British Petroleum and government disaster-relief agencies are using a toxic chemical (Corexit 9500) to disperse oil in the Gulf of Mexico, even though a better alternative appears to be available.

[…] The decision has been a controversial one. A few scientists think dispersants are mostly useful as public relations strategy, as they make the oil slick invisible, even though oil particles continue to do damage. Others consider Corexit the lesser of two evils: It’s known to be highly toxic, adding to the harm caused by oil, but at least it will concentrate damage at sea, sparing sensitive and highly productive coastal areas. Better to sacrifice the deep sea than the shorelines.

[…] Called Dispersit, it’s manufactured by the U.S. Polychemical Corporation and has been approved for use by the Environmental Protection Agency. Both Corexit and Dispersit were tested by the EPA, and according to those results, Corexit was 54.7 percent effective at breaking down crude oil from the Gulf, and Dispersit was 100 percent effective.

Not only did Corexit do a worse job of dispersing oil, but it was three times as lethal to silverfish – used as a benchmark organism in toxicity testing — and more than twice as lethal to shrimp, another benchmark organism and an important part of Gulf fisheries.

Drill, Baby, Drill

I used to like those Gulf coast beaches. Oh well! But the people in charge know better than us, and it’s all gonna be O-KAY!!!!

The oil well spewing crude into the Gulf of Mexico didn’t have a remote-control shut-off switch used in two other major oil-producing nations as last-resort protection against underwater spills.

The lack of the device, called an acoustic switch, could amplify concerns over the environmental impact of offshore drilling after the explosion and sinking of the Deepwater Horizon rig, hired by oil giant BP PLC, last week.

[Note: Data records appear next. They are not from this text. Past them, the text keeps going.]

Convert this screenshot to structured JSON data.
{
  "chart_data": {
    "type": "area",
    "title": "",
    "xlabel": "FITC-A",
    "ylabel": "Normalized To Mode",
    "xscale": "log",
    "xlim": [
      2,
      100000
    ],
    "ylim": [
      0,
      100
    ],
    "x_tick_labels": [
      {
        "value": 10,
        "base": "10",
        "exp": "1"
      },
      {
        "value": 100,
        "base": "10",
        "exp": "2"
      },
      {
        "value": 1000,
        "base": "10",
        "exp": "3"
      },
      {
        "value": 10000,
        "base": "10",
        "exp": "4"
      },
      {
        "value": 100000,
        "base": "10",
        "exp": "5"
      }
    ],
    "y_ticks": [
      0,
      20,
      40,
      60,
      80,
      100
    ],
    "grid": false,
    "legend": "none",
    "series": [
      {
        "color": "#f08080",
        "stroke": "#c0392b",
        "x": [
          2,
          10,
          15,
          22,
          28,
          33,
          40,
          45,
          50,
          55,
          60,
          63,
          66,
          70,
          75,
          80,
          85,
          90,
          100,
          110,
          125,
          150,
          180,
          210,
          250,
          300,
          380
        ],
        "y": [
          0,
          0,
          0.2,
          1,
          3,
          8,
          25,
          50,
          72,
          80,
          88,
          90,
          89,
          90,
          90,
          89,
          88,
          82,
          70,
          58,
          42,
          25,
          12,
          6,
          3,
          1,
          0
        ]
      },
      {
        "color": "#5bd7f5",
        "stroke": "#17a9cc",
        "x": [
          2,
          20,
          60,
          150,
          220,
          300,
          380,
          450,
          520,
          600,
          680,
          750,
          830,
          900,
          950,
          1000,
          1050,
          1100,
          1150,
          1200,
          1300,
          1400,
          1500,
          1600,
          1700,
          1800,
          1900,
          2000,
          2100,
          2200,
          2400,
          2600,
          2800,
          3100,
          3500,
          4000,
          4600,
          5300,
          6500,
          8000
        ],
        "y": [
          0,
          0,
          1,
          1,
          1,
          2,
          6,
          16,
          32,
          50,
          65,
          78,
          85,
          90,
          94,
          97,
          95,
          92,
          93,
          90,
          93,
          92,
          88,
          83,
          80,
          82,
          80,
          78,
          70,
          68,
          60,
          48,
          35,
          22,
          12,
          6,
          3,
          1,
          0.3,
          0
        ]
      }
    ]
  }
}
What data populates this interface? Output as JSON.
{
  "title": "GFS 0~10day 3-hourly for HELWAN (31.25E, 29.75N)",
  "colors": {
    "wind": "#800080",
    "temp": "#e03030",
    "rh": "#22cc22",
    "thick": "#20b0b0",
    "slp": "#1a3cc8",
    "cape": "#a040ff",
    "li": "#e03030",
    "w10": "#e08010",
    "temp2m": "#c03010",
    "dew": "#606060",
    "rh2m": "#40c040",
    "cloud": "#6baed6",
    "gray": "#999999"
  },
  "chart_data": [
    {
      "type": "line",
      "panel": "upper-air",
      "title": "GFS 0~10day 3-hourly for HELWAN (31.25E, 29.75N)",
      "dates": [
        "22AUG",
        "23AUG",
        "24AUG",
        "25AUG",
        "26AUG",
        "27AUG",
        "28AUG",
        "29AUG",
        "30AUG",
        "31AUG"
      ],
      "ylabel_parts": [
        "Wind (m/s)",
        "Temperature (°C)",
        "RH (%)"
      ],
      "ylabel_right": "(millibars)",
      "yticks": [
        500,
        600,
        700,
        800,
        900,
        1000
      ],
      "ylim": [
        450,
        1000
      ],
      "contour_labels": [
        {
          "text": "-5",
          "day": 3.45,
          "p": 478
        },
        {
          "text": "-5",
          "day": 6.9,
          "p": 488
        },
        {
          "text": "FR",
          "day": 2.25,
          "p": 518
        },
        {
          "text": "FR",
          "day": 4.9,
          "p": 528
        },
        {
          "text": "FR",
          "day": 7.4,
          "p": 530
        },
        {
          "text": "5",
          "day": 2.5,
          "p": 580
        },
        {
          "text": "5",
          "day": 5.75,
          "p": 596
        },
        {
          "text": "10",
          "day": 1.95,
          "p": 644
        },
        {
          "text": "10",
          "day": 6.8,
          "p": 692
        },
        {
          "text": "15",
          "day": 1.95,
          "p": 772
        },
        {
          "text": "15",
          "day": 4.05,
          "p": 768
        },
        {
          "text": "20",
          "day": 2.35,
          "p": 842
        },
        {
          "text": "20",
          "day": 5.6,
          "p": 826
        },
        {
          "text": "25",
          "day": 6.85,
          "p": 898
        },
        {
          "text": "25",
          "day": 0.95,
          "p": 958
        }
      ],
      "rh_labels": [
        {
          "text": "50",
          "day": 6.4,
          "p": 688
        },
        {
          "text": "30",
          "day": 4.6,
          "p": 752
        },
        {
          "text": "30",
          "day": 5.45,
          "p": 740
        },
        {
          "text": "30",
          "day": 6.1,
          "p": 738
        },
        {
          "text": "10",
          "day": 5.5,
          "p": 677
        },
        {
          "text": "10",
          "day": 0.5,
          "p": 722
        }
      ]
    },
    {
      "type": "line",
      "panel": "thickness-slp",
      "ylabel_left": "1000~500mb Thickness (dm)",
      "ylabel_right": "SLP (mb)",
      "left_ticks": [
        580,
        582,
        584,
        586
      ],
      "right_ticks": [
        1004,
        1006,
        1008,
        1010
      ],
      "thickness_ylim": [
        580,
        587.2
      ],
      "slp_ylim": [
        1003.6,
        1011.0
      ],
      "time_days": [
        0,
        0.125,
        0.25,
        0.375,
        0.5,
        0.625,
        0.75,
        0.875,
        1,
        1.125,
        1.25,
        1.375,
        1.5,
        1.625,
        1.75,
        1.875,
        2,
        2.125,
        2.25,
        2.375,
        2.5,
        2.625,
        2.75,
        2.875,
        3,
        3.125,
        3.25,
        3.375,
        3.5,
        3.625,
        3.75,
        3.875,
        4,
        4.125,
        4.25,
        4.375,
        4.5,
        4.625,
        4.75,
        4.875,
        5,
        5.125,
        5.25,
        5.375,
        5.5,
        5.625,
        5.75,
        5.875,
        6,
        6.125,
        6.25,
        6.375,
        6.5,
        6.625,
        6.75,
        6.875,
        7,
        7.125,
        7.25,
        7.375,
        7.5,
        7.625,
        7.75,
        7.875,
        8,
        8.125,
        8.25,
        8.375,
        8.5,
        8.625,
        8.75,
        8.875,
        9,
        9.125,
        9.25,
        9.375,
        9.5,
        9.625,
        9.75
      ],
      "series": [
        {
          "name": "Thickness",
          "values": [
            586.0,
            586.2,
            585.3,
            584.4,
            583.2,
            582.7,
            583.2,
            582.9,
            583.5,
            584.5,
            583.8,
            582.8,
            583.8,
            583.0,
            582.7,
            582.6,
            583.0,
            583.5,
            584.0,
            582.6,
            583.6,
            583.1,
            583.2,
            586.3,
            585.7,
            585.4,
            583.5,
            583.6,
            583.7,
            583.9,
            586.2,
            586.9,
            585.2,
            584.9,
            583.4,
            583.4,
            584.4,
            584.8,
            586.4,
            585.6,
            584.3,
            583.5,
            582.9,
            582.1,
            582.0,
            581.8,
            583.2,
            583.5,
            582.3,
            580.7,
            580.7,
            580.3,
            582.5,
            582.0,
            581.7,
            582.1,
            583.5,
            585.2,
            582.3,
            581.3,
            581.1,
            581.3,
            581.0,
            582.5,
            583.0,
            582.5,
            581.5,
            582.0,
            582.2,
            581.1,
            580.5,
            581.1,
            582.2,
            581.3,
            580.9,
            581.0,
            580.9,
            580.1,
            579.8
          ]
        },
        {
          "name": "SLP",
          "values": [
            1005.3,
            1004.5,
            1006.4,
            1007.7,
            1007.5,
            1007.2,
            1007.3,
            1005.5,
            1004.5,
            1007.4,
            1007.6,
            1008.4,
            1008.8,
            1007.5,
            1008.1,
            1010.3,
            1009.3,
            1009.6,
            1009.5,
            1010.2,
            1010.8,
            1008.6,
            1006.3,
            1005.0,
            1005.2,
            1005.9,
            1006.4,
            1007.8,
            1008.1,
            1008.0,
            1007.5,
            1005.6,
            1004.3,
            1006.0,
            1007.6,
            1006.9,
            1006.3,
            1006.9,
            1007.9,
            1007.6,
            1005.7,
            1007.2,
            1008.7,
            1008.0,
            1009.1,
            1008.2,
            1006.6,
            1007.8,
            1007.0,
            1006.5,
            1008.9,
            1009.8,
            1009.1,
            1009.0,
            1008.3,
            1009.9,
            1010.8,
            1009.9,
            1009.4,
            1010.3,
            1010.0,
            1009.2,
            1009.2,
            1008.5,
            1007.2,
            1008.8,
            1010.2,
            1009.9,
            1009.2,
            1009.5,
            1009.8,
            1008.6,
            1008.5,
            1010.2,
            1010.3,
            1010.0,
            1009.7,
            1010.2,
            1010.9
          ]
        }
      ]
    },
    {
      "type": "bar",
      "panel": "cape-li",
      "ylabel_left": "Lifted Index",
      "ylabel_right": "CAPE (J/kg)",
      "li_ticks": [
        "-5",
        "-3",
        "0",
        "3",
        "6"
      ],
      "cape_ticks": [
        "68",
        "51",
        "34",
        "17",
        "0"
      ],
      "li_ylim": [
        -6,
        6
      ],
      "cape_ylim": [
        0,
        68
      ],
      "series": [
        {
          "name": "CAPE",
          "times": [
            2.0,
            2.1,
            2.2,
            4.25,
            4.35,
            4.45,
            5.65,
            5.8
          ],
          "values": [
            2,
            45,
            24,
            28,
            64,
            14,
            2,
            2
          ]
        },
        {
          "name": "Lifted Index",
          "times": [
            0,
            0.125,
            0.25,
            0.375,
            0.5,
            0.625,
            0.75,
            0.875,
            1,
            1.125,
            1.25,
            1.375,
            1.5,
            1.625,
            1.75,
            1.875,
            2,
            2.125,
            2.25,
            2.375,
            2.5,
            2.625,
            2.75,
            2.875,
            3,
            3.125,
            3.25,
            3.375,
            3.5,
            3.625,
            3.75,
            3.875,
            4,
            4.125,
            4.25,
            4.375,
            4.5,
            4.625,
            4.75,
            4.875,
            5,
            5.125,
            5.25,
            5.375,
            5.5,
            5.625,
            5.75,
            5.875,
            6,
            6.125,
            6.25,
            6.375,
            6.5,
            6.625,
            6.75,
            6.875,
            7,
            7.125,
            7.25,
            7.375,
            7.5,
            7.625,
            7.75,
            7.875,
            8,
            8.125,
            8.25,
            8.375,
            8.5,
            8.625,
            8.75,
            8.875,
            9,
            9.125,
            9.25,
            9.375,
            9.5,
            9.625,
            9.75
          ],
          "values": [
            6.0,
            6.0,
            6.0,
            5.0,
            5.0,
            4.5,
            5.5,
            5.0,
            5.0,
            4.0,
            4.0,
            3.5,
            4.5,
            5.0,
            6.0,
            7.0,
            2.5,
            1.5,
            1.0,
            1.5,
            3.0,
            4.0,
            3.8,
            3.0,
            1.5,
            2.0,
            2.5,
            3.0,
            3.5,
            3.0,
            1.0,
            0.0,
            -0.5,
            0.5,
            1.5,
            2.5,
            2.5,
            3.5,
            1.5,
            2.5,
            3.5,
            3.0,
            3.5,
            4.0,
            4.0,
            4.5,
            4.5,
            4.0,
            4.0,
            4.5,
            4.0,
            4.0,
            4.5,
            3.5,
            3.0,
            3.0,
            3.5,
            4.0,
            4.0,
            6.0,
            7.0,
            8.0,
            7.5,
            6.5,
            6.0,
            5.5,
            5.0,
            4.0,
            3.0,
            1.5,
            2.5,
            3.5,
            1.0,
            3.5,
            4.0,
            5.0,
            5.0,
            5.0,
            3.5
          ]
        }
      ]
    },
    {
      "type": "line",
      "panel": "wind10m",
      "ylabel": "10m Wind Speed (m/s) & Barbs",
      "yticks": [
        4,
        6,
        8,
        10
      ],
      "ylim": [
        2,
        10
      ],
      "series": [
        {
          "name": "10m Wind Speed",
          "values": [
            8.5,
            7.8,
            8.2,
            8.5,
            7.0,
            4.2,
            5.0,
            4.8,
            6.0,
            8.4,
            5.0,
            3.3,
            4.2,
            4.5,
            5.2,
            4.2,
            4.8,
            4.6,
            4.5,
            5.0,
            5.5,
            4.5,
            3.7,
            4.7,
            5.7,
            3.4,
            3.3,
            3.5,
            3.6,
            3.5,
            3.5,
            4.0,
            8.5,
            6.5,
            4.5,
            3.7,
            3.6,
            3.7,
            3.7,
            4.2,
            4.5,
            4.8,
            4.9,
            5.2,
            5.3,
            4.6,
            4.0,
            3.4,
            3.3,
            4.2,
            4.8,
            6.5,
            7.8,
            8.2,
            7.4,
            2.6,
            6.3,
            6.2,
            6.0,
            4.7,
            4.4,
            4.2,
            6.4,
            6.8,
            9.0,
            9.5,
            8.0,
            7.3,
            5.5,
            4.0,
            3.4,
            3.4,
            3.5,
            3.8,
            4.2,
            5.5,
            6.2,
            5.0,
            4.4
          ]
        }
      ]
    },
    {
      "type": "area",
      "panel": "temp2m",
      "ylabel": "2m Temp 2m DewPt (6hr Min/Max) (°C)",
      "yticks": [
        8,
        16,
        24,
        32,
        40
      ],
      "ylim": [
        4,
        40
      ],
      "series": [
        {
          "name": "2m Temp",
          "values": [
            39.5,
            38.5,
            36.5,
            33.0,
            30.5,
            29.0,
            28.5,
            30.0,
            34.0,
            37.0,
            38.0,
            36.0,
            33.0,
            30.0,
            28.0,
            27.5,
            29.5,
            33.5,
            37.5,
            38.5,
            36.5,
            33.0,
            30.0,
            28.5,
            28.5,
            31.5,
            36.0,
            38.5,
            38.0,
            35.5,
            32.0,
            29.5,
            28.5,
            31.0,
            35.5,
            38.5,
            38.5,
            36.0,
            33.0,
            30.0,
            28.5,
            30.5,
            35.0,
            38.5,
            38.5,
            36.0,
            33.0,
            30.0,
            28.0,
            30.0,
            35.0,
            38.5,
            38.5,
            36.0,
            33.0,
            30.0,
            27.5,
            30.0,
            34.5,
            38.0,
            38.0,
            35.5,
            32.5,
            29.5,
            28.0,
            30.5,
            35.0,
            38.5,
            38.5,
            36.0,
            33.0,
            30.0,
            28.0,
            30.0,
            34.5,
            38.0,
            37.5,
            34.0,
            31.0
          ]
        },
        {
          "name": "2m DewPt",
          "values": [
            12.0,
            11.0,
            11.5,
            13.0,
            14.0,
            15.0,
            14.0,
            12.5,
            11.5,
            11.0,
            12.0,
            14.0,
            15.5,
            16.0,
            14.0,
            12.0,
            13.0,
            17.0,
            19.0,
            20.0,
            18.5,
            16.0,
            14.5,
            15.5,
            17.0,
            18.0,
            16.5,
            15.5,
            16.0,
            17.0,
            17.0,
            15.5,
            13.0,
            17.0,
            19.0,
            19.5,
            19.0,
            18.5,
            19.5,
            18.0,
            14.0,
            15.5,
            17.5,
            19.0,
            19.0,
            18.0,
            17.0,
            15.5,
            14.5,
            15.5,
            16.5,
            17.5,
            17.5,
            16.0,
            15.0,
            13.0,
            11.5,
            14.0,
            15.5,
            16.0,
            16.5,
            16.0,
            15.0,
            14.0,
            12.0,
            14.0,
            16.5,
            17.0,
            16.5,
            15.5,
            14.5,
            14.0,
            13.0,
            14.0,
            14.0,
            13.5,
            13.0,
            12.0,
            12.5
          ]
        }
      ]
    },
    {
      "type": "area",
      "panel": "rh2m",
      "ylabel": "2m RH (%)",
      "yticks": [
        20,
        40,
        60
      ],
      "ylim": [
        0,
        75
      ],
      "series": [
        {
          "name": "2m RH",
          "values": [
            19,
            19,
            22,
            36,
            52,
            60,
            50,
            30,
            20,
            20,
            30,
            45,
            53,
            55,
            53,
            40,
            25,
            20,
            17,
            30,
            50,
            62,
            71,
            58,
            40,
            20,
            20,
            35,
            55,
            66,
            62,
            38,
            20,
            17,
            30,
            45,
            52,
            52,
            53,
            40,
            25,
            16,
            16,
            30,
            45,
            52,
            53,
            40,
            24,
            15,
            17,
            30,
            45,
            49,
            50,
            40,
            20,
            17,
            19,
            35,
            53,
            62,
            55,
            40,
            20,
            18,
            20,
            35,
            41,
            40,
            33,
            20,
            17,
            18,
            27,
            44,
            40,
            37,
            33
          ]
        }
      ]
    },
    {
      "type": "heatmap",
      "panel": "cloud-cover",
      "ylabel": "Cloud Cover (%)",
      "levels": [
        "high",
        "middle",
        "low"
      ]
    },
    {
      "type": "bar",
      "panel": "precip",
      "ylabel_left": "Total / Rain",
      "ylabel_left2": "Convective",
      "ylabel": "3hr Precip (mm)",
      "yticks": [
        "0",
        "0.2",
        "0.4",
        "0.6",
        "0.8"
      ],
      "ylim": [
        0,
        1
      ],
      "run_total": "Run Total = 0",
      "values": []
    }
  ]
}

BP’s Chief Operating Officer Doug Suttles said Thursday on NBC’s “Today” that as much as 5,000 barrels of oil a day may be leaking into the Gulf, up from original estimates of 1,000 barrels a day, matching calculations issued late Wednesday from federal investigators. Mr. Suttles said BP and government scientists have to estimate the flow based on what reaches the surface because there is no way to measure the oil pouring out on the seabed. The company also said it welcomes an offer of U.S. military help to get the spill under control.

The accident has led to one of the largest ever oil spills in U.S. water and the loss of 11 lives.

U.S. regulators don’t mandate use of the remote-control device on offshore rigs, and the Deepwater Horizon didn’t have one. With a remote control, a crew can attempt to trigger an underwater valve that shuts down the well even if the oil rig itself is damaged or evacuated.

The efficacy of the devices is unclear. Major offshore oil-well blowouts are rare, and it remained unclear Wednesday evening whether acoustic switches have ever been put to the test in a real-world accident. When wells do surge out of control, the primary shut-off systems almost always work. Remote control systems such as the acoustic switch, which have been tested in simulations, are intended as a last resort.

Nevertheless, regulators in two major oil-producing countries, Norway and Brazil, in effect require them. Norway has had acoustic triggers on almost every offshore rig since 1993.